Como os he recordado con anterioridad, Franco sentía una profunda antipatía por el régimen de partidos al que atribuía la causa de todos los desastres que había sufrido España en los últimos tiempos. Por eso no podía soportar la dicotomía de tradicionalistas y falangistas, las dos fuerzas más activas de las gentes que los apoyaban; porque estas fuerzas, además de ser las más entusiastas en proporcionar voluntarios para los frentes de batalla, eran también las que más se movían en la retaguardia con proyectos de futuro acomodados en cada caso a los correspondientes ideales entre los cuales había substanciales discrepancias. Todo ello podía dañar el esfuerzo bélico, lo único verdaderamente urgente en aquellos momentos. Tomó Franco entonces una curiosa resolución: unificar las dos citadas fuerzas por un decreto creando la Falange española tradicionalista y de las JONS, que habría de constituir el soporte político del nuevo Estado español. Parece que contaba con el beneplácito de pequeños grupos de  tradicionalistas y de falangistas, que pensaban más en la salvación de la patria que en la imposición de sus ideas políticas, y con el apoyo de la gran masa de personas de la derecha y del centro que confiaban en el Ejército y en su Jefe supremo.

Desde luego que la solución ideada para la resolución del problema político era artificial y los más cualificados pensadores de uno y otro grupo seguían elaborando sus proyectos para, tras la llegada de la paz, llegar con su desarrollo a una mejor España nueva. Pero, por el momento, el reciente soporte legal les obligaba a actuar al unísono.

Una consecuencia menor del decreto de unificación fue la uniformización del uniforme: en el nuevo atuendo se incluían las dos prendas que caracterizaban a uno y otro grupo político: la boina roja de los requetés y la camisa azul de la Falange. No recuerdo hasta qué fecha se toleraron las vestimentas específicas previas pero sí estoy seguro de no haber adornado nunca mi cabeza con la consabida boina colorada, de la cual no existía ningún ejemplar en San Isidoro 24 para desconsuelo de mis primos Álvarez-Ossorio y Fernández-Palacios, acérrimos defensores de que los descendientes de Don Carlos vinieran a regir los destinos de España.

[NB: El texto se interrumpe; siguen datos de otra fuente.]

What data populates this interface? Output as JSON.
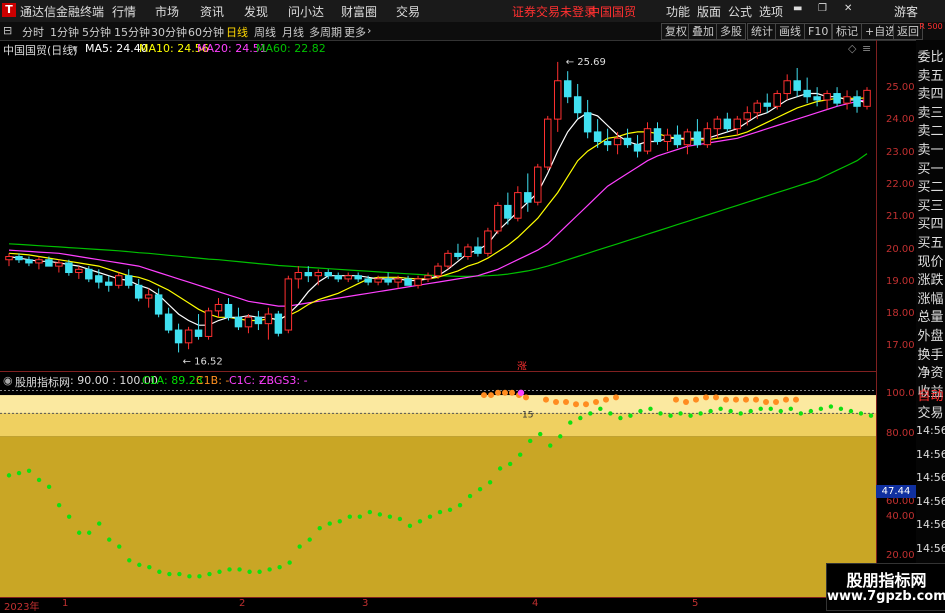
{
  "menubar": {
    "app_title": "通达信金融终端",
    "items": [
      "行情",
      "市场",
      "资讯",
      "发现",
      "问小达",
      "财富圈",
      "交易"
    ],
    "status": "证券交易未登录",
    "stock_name": "中国国贸",
    "right_items": [
      "功能",
      "版面",
      "公式",
      "选项"
    ],
    "user": "游客"
  },
  "toolbar": {
    "periods": [
      "分时",
      "1分钟",
      "5分钟",
      "15分钟",
      "30分钟",
      "60分钟",
      "日线",
      "周线",
      "月线",
      "多周期",
      "更多"
    ],
    "active": "日线",
    "right_buttons": [
      "复权",
      "叠加",
      "多股",
      "统计",
      "画线",
      "F10",
      "标记",
      "+自选",
      "返回"
    ]
  },
  "main_legend": {
    "title": "中国国贸(日线)",
    "ma5": "MA5: 24.40",
    "ma10": "MA10: 24.56",
    "ma20": "MA20: 24.51",
    "ma60": "MA60: 22.82",
    "colors": {
      "ma5": "#ffffff",
      "ma10": "#ffff00",
      "ma20": "#ff40ff",
      "ma60": "#00c000",
      "up": "#ff3030",
      "down": "#40e0f0"
    }
  },
  "annotations": {
    "high": "25.69",
    "low": "16.52",
    "zhang": "涨",
    "sub_marker": "15"
  },
  "price_axis": [
    "25.00",
    "24.00",
    "23.00",
    "22.00",
    "21.00",
    "20.00",
    "19.00",
    "18.00",
    "17.00"
  ],
  "sub_legend": {
    "title": "股朋指标网",
    "values": ": 90.00 : 100.00",
    "c1a": "C1A: 89.23",
    "c1b": "C1B: -",
    "c1c": "C1C: -",
    "zbgs3": "ZBGS3: -"
  },
  "sub_axis": [
    "100.0",
    "80.00",
    "60.00",
    "40.00",
    "20.00"
  ],
  "sub_current": "47.44",
  "dates": [
    "2023年",
    "1",
    "2",
    "3",
    "4",
    "5"
  ],
  "right_panel": [
    "委比",
    "卖五",
    "卖四",
    "卖三",
    "卖二",
    "卖一",
    "买一",
    "买二",
    "买三",
    "买四",
    "买五",
    "现价",
    "涨跌",
    "涨幅",
    "总量",
    "外盘",
    "换手",
    "净资",
    "收益",
    "自动",
    "交易"
  ],
  "right_top": "R 500",
  "times": [
    "14:56",
    "14:56",
    "14:56",
    "14:56",
    "14:56",
    "14:56",
    "14:56"
  ],
  "watermark": {
    "line1": "股朋指标网",
    "line2": "www.7gpzb.com"
  },
  "chart_data": {
    "type": "candlestick",
    "title": "中国国贸(日线)",
    "ylim": [
      16.3,
      26.0
    ],
    "candles_ohlc": [
      [
        19.5,
        19.7,
        19.3,
        19.6
      ],
      [
        19.6,
        19.7,
        19.4,
        19.5
      ],
      [
        19.5,
        19.6,
        19.3,
        19.4
      ],
      [
        19.4,
        19.6,
        19.2,
        19.5
      ],
      [
        19.5,
        19.6,
        19.3,
        19.3
      ],
      [
        19.3,
        19.5,
        19.1,
        19.4
      ],
      [
        19.4,
        19.5,
        19.0,
        19.1
      ],
      [
        19.1,
        19.3,
        18.9,
        19.2
      ],
      [
        19.2,
        19.3,
        18.8,
        18.9
      ],
      [
        19.0,
        19.2,
        18.6,
        18.8
      ],
      [
        18.8,
        19.0,
        18.5,
        18.7
      ],
      [
        18.7,
        19.1,
        18.6,
        19.0
      ],
      [
        19.0,
        19.2,
        18.6,
        18.7
      ],
      [
        18.7,
        18.9,
        18.2,
        18.3
      ],
      [
        18.3,
        18.6,
        18.0,
        18.4
      ],
      [
        18.4,
        18.6,
        17.7,
        17.8
      ],
      [
        17.8,
        18.0,
        17.2,
        17.3
      ],
      [
        17.3,
        17.5,
        16.6,
        16.9
      ],
      [
        16.9,
        17.4,
        16.7,
        17.3
      ],
      [
        17.3,
        17.8,
        17.0,
        17.1
      ],
      [
        17.1,
        18.0,
        17.0,
        17.9
      ],
      [
        17.9,
        18.3,
        17.7,
        18.1
      ],
      [
        18.1,
        18.3,
        17.6,
        17.7
      ],
      [
        17.7,
        18.0,
        17.3,
        17.4
      ],
      [
        17.4,
        17.8,
        17.2,
        17.7
      ],
      [
        17.7,
        17.9,
        17.3,
        17.5
      ],
      [
        17.5,
        18.0,
        17.0,
        17.8
      ],
      [
        17.8,
        17.9,
        17.1,
        17.2
      ],
      [
        17.3,
        19.0,
        17.2,
        18.9
      ],
      [
        18.9,
        19.3,
        18.6,
        19.1
      ],
      [
        19.1,
        19.3,
        18.8,
        19.0
      ],
      [
        19.0,
        19.2,
        18.7,
        19.1
      ],
      [
        19.1,
        19.2,
        18.9,
        19.0
      ],
      [
        19.0,
        19.1,
        18.8,
        18.9
      ],
      [
        18.9,
        19.1,
        18.8,
        19.0
      ],
      [
        19.0,
        19.1,
        18.8,
        18.9
      ],
      [
        18.9,
        19.0,
        18.7,
        18.8
      ],
      [
        18.8,
        19.0,
        18.7,
        18.9
      ],
      [
        18.9,
        19.1,
        18.7,
        18.8
      ],
      [
        18.8,
        19.0,
        18.6,
        18.9
      ],
      [
        18.9,
        19.0,
        18.7,
        18.7
      ],
      [
        18.7,
        19.0,
        18.6,
        18.9
      ],
      [
        18.9,
        19.1,
        18.8,
        19.0
      ],
      [
        19.0,
        19.4,
        18.9,
        19.3
      ],
      [
        19.3,
        19.8,
        19.2,
        19.7
      ],
      [
        19.7,
        20.0,
        19.5,
        19.6
      ],
      [
        19.6,
        20.0,
        19.5,
        19.9
      ],
      [
        19.9,
        20.2,
        19.6,
        19.7
      ],
      [
        19.7,
        20.5,
        19.6,
        20.4
      ],
      [
        20.4,
        21.3,
        20.3,
        21.2
      ],
      [
        21.2,
        21.6,
        20.6,
        20.8
      ],
      [
        20.8,
        21.8,
        20.7,
        21.6
      ],
      [
        21.6,
        22.2,
        21.0,
        21.3
      ],
      [
        21.3,
        22.5,
        21.2,
        22.4
      ],
      [
        22.4,
        24.0,
        22.3,
        23.9
      ],
      [
        23.9,
        25.69,
        23.5,
        25.1
      ],
      [
        25.1,
        25.4,
        24.4,
        24.6
      ],
      [
        24.6,
        25.0,
        23.9,
        24.1
      ],
      [
        24.1,
        24.5,
        23.3,
        23.5
      ],
      [
        23.5,
        23.9,
        23.0,
        23.2
      ],
      [
        23.2,
        23.6,
        22.9,
        23.1
      ],
      [
        23.1,
        23.5,
        22.8,
        23.3
      ],
      [
        23.3,
        23.6,
        23.0,
        23.1
      ],
      [
        23.1,
        23.4,
        22.7,
        22.9
      ],
      [
        22.9,
        23.8,
        22.8,
        23.6
      ],
      [
        23.6,
        23.8,
        23.1,
        23.2
      ],
      [
        23.2,
        23.6,
        22.9,
        23.4
      ],
      [
        23.4,
        23.7,
        23.0,
        23.1
      ],
      [
        23.1,
        23.6,
        22.8,
        23.5
      ],
      [
        23.5,
        23.9,
        23.0,
        23.1
      ],
      [
        23.1,
        23.8,
        23.0,
        23.6
      ],
      [
        23.6,
        24.0,
        23.3,
        23.9
      ],
      [
        23.9,
        24.1,
        23.5,
        23.6
      ],
      [
        23.6,
        24.0,
        23.4,
        23.9
      ],
      [
        23.9,
        24.3,
        23.7,
        24.1
      ],
      [
        24.1,
        24.5,
        23.9,
        24.4
      ],
      [
        24.4,
        24.7,
        24.1,
        24.3
      ],
      [
        24.3,
        24.8,
        24.2,
        24.7
      ],
      [
        24.7,
        25.3,
        24.5,
        25.1
      ],
      [
        25.1,
        25.5,
        24.6,
        24.8
      ],
      [
        24.8,
        25.2,
        24.4,
        24.6
      ],
      [
        24.6,
        24.9,
        24.3,
        24.5
      ],
      [
        24.5,
        24.8,
        24.2,
        24.7
      ],
      [
        24.7,
        24.9,
        24.3,
        24.4
      ],
      [
        24.4,
        24.8,
        24.2,
        24.6
      ],
      [
        24.6,
        24.8,
        24.1,
        24.3
      ],
      [
        24.3,
        24.9,
        24.2,
        24.8
      ]
    ],
    "ma5": [
      19.6,
      19.55,
      19.5,
      19.45,
      19.45,
      19.4,
      19.35,
      19.3,
      19.2,
      19.1,
      19.0,
      18.9,
      18.85,
      18.7,
      18.6,
      18.4,
      18.1,
      17.8,
      17.6,
      17.45,
      17.45,
      17.6,
      17.7,
      17.7,
      17.75,
      17.7,
      17.7,
      17.6,
      17.8,
      18.1,
      18.5,
      18.8,
      19.0,
      19.0,
      19.0,
      19.0,
      18.95,
      18.9,
      18.9,
      18.9,
      18.85,
      18.85,
      18.9,
      19.0,
      19.2,
      19.45,
      19.7,
      19.8,
      20.0,
      20.4,
      20.7,
      21.0,
      21.3,
      21.6,
      22.2,
      22.9,
      23.5,
      23.9,
      24.1,
      24.0,
      23.7,
      23.4,
      23.2,
      23.1,
      23.2,
      23.2,
      23.3,
      23.3,
      23.3,
      23.3,
      23.3,
      23.4,
      23.5,
      23.6,
      23.8,
      24.0,
      24.1,
      24.3,
      24.5,
      24.6,
      24.7,
      24.7,
      24.6,
      24.6,
      24.5,
      24.5,
      24.4
    ],
    "ma10": [
      19.7,
      19.68,
      19.65,
      19.6,
      19.55,
      19.5,
      19.45,
      19.4,
      19.35,
      19.3,
      19.2,
      19.1,
      19.0,
      18.95,
      18.85,
      18.7,
      18.55,
      18.35,
      18.15,
      17.95,
      17.8,
      17.7,
      17.7,
      17.65,
      17.6,
      17.6,
      17.65,
      17.65,
      17.75,
      17.9,
      18.1,
      18.25,
      18.35,
      18.45,
      18.6,
      18.75,
      18.9,
      18.95,
      18.95,
      18.95,
      18.92,
      18.9,
      18.9,
      18.95,
      19.05,
      19.15,
      19.3,
      19.4,
      19.55,
      19.75,
      19.95,
      20.2,
      20.5,
      20.8,
      21.2,
      21.6,
      22.1,
      22.6,
      22.9,
      23.1,
      23.3,
      23.35,
      23.45,
      23.5,
      23.5,
      23.45,
      23.35,
      23.3,
      23.25,
      23.25,
      23.25,
      23.3,
      23.35,
      23.4,
      23.5,
      23.65,
      23.8,
      23.95,
      24.1,
      24.25,
      24.35,
      24.45,
      24.5,
      24.55,
      24.55,
      24.55,
      24.56
    ],
    "ma20": [
      19.8,
      19.78,
      19.76,
      19.74,
      19.72,
      19.7,
      19.65,
      19.6,
      19.55,
      19.5,
      19.45,
      19.4,
      19.35,
      19.3,
      19.2,
      19.1,
      19.0,
      18.9,
      18.8,
      18.7,
      18.6,
      18.5,
      18.4,
      18.3,
      18.2,
      18.15,
      18.1,
      18.05,
      18.05,
      18.1,
      18.15,
      18.2,
      18.25,
      18.3,
      18.35,
      18.4,
      18.45,
      18.5,
      18.55,
      18.6,
      18.65,
      18.7,
      18.75,
      18.8,
      18.85,
      18.9,
      18.95,
      19.0,
      19.1,
      19.2,
      19.35,
      19.5,
      19.65,
      19.8,
      20.0,
      20.3,
      20.6,
      20.9,
      21.2,
      21.5,
      21.8,
      22.0,
      22.2,
      22.4,
      22.6,
      22.75,
      22.85,
      22.95,
      23.05,
      23.1,
      23.15,
      23.2,
      23.25,
      23.3,
      23.4,
      23.5,
      23.6,
      23.7,
      23.8,
      23.9,
      24.0,
      24.1,
      24.2,
      24.3,
      24.38,
      24.45,
      24.51
    ],
    "ma60": [
      20.0,
      19.98,
      19.96,
      19.94,
      19.92,
      19.9,
      19.88,
      19.86,
      19.84,
      19.82,
      19.8,
      19.78,
      19.75,
      19.72,
      19.7,
      19.67,
      19.64,
      19.61,
      19.58,
      19.55,
      19.52,
      19.5,
      19.47,
      19.44,
      19.41,
      19.38,
      19.35,
      19.32,
      19.3,
      19.28,
      19.26,
      19.24,
      19.22,
      19.2,
      19.18,
      19.16,
      19.14,
      19.12,
      19.1,
      19.08,
      19.06,
      19.04,
      19.02,
      19.0,
      18.99,
      18.98,
      18.98,
      18.99,
      19.0,
      19.02,
      19.05,
      19.1,
      19.15,
      19.22,
      19.3,
      19.4,
      19.5,
      19.6,
      19.7,
      19.8,
      19.9,
      20.0,
      20.1,
      20.2,
      20.3,
      20.4,
      20.5,
      20.6,
      20.7,
      20.8,
      20.9,
      21.0,
      21.1,
      21.2,
      21.3,
      21.4,
      21.5,
      21.6,
      21.7,
      21.8,
      21.9,
      22.0,
      22.15,
      22.3,
      22.45,
      22.6,
      22.82
    ],
    "sub_indicator": {
      "ylim": [
        10,
        105
      ],
      "green_dots": [
        63,
        64,
        65,
        61,
        58,
        50,
        45,
        38,
        38,
        42,
        35,
        32,
        26,
        24,
        23,
        21,
        20,
        20,
        19,
        19,
        20,
        21,
        22,
        22,
        21,
        21,
        22,
        23,
        25,
        32,
        35,
        40,
        42,
        43,
        45,
        45,
        47,
        46,
        45,
        44,
        41,
        43,
        45,
        47,
        48,
        50,
        54,
        57,
        60,
        66,
        68,
        72,
        78,
        81,
        76,
        80,
        86,
        88,
        90,
        92,
        90,
        88,
        89,
        91,
        92,
        90,
        89,
        90,
        89,
        90,
        91,
        92,
        91,
        90,
        91,
        92,
        92,
        91,
        92,
        90,
        91,
        92,
        93,
        92,
        91,
        90,
        89
      ],
      "orange_dots": [
        98,
        98,
        99,
        99,
        99,
        98,
        97,
        96,
        95,
        95,
        94,
        94,
        95,
        96,
        97,
        96,
        95,
        96,
        97,
        97,
        96,
        96,
        96,
        96,
        95,
        95,
        96,
        96
      ],
      "band_upper": 95,
      "band_mid": 90,
      "band_lower": 80
    }
  }
}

Franco promulgó el citado decreto muy pronto, cuando la guerra no había completado aún su primer año; en el decreto se incluía la disolución de los restantes partidos y quizás por ello papá abandonó toda actividad política. Creo que yo también me desligué pronto de mi actuación como flecha. Mis recuerdos del difícil año 1938 son muy imprecisos; la guerra vivía sus fases más decisivas y sangrientas en las remotas tierras bañadas por el Ebro, y Sevilla seguía estando lejos de los campos de batalla más activos. Vivimos con alegría la llegada de las fuerzas nacionales al Mediterráneo por la localidad levantina de Vinaroz en la primavera. Este hecho y la conquista de Lérida y Castellón anunciaban el triunfo final de los nacionales que, sin embargo, tardó aún un año en producirse.

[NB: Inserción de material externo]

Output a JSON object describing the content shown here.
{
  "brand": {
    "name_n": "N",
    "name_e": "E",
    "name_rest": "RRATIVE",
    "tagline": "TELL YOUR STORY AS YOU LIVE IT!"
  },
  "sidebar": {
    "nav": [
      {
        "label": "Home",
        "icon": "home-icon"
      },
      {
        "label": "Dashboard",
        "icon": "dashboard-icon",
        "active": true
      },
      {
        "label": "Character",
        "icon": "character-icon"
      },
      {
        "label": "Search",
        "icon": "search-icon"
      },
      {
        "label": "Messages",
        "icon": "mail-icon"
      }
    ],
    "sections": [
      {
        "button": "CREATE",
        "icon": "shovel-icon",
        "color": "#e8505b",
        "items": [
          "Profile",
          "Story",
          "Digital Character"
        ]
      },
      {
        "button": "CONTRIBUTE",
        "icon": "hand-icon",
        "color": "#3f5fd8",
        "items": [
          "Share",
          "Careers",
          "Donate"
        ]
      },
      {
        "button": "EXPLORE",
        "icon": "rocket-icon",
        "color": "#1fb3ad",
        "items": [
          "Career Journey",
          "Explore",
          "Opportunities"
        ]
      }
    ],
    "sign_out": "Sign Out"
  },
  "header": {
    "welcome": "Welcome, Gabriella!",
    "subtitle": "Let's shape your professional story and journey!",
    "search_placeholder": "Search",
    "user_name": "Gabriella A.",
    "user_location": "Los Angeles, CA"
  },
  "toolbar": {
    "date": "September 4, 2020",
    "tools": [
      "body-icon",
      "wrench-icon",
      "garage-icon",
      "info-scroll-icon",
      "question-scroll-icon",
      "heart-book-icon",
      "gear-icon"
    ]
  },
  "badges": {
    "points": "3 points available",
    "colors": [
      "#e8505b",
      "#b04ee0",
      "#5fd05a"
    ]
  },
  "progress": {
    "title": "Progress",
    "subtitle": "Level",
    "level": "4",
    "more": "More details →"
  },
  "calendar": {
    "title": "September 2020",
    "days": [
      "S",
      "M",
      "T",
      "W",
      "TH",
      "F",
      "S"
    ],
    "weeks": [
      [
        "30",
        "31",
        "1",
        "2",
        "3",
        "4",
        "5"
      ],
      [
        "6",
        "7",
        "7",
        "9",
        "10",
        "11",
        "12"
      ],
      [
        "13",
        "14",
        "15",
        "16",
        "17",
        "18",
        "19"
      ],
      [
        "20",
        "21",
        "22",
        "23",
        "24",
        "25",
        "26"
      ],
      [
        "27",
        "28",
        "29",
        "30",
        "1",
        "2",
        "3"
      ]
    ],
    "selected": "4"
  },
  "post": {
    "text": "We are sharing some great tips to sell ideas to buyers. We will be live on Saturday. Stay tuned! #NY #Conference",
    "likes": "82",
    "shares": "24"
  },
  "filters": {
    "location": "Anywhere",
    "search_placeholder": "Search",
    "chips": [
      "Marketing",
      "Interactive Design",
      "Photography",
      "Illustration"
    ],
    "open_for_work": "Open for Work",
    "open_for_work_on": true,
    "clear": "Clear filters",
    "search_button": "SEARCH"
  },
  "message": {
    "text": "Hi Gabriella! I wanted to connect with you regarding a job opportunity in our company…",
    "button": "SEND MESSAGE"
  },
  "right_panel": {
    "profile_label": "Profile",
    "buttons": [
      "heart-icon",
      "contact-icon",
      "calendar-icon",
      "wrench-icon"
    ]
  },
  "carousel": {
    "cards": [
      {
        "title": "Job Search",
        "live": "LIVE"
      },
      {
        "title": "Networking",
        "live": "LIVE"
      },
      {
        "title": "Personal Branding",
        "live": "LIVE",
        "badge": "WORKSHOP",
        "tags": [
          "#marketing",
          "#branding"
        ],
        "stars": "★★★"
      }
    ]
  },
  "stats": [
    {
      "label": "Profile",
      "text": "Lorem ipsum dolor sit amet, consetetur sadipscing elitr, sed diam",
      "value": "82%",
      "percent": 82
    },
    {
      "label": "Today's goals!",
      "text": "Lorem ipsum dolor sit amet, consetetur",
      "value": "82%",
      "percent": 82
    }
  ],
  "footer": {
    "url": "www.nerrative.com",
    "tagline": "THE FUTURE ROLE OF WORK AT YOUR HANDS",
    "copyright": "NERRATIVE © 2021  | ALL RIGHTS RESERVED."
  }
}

Yo perdía el tiempo sin que me acuciara todavía la preparación de mi futuro universitario en aquel comienzo del curso 1938-39, mientras mis hermanos seguían con regularidad sus estudios del bachillerato en el colegio, que volvía a ser de los jesuitas. Les fueron devueltas a la Compañía de Jesús sus antiguas posesiones y, en una fecha que no recuerdo, recuperó ésta su antiguo edificio de Villacís en la Campana. Creo que me veía con frecuencia con algunos compañeros de clase: Eusebio Rojas, José María Candau, Modesto Cañal, pero aún no se había formado la pandilla, agrupación indispensable para la vida juvenil entonces y ahora; tampoco creo que había llegado el momento de la aproximación al otro sexo; ellas iban todavía por su cuenta y nosotros por la nuestra.

Los rojos esperaban que se produjese la conflagración europea, latente desde hacía tiempo, y que esto les favorecería; esta expectativa aumentó bastante su capacidad de resistencia pero la victoriosa campaña de Franco en Cataluña en enero de 1939, con la caída sucesiva de Tarragona, Barcelona y Gerona, presagiaba el inmediato final de la contienda. Éste, como es sabido, lleva la fecha del 1 de abril de 1939, en la que se emitió el último parte de guerra, único firmado por el propio Generalísimo, que terminaba con la esperada frase: “La guerra ha terminado”.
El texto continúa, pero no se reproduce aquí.